In a tenant farm, as a shepherd hand,
so as to better see my sweet one, I applied for work.
 
(chorus)
Ah ! No gal in Britanny is a cuter sight
than the lass they call Buckwheat1 Flower
No, indeed, no gal is so pleasing
to the eye as my Buckwheat Flower.
 
As I met her one evening in a wheat field,
I was blinded by her white-and-rosiness2
and my ravished lip muttered "good evening,
salutations, Marie, the Buckwheat Flower"
 
(chorus)
 
Come on gals and lads, let's harvest the crops
for after the harvest we shall get married.

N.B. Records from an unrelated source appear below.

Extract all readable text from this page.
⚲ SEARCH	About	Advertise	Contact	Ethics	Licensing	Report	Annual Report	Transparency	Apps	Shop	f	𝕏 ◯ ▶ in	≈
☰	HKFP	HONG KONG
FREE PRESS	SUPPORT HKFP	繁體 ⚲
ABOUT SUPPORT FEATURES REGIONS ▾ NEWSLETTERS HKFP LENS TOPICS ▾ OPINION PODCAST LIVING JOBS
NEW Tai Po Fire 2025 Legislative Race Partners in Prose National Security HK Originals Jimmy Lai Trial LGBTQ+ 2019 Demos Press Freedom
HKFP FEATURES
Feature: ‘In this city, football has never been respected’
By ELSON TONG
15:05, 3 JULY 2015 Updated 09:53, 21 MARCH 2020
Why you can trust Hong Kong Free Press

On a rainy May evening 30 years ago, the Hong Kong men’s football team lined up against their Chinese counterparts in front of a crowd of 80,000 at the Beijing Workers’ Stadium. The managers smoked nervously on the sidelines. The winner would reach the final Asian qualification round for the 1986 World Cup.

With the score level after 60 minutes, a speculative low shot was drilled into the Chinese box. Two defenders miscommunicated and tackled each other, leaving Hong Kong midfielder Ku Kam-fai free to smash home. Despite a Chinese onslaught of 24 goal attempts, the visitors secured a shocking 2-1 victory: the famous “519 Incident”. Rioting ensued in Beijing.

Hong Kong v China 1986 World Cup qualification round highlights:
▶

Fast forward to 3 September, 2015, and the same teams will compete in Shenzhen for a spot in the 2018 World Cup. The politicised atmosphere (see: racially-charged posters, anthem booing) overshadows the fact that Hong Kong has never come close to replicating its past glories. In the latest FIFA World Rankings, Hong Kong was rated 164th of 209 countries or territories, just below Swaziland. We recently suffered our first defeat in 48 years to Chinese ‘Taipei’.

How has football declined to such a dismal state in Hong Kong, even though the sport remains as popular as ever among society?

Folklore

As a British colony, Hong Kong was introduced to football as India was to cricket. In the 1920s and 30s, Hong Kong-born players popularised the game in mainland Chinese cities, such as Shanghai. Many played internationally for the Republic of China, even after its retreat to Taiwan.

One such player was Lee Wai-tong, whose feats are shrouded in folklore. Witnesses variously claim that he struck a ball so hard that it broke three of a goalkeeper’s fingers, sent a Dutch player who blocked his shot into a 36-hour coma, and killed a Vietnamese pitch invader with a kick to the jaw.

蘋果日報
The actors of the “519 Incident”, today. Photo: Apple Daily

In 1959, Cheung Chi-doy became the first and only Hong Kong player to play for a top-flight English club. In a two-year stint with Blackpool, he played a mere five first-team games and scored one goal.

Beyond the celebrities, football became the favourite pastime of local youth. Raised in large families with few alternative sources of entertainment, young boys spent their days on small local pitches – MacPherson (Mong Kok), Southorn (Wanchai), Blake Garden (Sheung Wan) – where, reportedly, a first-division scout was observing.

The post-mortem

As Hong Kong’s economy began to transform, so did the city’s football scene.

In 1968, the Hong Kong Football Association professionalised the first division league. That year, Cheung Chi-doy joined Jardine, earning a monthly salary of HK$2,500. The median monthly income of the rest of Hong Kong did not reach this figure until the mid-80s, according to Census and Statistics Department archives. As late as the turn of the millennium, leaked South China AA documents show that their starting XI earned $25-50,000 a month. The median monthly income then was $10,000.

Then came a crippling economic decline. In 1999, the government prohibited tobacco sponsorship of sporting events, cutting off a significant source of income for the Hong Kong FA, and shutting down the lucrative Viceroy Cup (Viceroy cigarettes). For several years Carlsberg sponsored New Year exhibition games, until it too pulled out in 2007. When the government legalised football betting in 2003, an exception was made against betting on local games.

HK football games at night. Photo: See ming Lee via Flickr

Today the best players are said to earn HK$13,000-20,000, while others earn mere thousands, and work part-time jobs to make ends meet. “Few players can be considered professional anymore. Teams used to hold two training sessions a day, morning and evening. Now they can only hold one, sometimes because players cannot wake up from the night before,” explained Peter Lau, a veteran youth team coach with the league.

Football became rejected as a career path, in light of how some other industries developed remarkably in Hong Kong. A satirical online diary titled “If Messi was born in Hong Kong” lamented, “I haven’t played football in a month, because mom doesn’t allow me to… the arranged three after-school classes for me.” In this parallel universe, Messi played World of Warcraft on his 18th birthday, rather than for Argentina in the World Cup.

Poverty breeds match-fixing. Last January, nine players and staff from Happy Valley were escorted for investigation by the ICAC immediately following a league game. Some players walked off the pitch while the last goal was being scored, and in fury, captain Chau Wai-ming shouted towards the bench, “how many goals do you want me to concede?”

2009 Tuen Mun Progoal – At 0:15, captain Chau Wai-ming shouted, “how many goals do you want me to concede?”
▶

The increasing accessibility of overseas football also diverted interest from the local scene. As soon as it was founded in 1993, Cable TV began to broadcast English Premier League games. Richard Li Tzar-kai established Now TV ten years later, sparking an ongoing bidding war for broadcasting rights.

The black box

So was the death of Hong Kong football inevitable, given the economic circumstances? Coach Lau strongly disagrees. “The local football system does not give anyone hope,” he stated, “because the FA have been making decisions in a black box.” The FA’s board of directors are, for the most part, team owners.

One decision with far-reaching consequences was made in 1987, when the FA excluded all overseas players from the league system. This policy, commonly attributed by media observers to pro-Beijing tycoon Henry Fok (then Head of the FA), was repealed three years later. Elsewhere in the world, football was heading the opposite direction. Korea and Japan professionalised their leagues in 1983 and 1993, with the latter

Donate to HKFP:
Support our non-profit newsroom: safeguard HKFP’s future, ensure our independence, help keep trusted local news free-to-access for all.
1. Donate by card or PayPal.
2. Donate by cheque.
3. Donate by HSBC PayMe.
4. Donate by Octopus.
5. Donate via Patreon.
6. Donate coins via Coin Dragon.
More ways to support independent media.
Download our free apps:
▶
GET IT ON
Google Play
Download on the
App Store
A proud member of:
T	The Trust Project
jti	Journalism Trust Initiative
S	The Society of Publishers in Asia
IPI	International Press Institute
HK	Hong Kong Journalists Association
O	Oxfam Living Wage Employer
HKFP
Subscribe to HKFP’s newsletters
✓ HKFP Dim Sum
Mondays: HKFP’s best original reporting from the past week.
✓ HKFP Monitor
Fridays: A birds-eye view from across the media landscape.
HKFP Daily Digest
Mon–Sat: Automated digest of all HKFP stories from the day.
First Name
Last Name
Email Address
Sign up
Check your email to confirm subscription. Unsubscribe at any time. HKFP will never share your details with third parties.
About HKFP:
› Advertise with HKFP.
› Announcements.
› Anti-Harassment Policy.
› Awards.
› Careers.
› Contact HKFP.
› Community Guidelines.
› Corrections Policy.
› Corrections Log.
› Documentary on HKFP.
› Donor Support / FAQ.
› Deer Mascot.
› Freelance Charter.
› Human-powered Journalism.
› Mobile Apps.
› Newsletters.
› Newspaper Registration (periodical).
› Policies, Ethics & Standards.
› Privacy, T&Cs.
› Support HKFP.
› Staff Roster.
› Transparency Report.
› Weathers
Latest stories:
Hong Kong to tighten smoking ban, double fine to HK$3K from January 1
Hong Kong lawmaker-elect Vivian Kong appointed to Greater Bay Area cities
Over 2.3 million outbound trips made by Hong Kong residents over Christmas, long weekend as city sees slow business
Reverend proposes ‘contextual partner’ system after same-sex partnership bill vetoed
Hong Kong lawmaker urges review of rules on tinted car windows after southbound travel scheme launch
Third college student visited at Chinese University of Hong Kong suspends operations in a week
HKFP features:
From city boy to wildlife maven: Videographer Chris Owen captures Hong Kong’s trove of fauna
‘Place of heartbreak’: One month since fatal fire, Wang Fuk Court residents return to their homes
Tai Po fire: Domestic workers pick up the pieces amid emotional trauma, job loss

Then, in the moonlit night, when everybody will be gathered
we will dance on the area where the wheat gets threshed.
 
(chorus)
 
  • 1. an old-ish French name for buckwheat, lit. "black wheat"
  • 2. that sounds rather silly in French too
This translation does not claim to be of any particular value.
Glad if you liked it, sorry if you didn't.
You can reuse it as you please.
Glad if it's for knowledge or understanding, sorry if it's just for money or fame.
Submitted by petit élève on Thu, 16/03/2017 - 01:09
Added in reply to request by marta90
Author's comments:

Sounds like an old phoney folk song to me. Just pompous French with a few words distorted to mimic some kind of patois.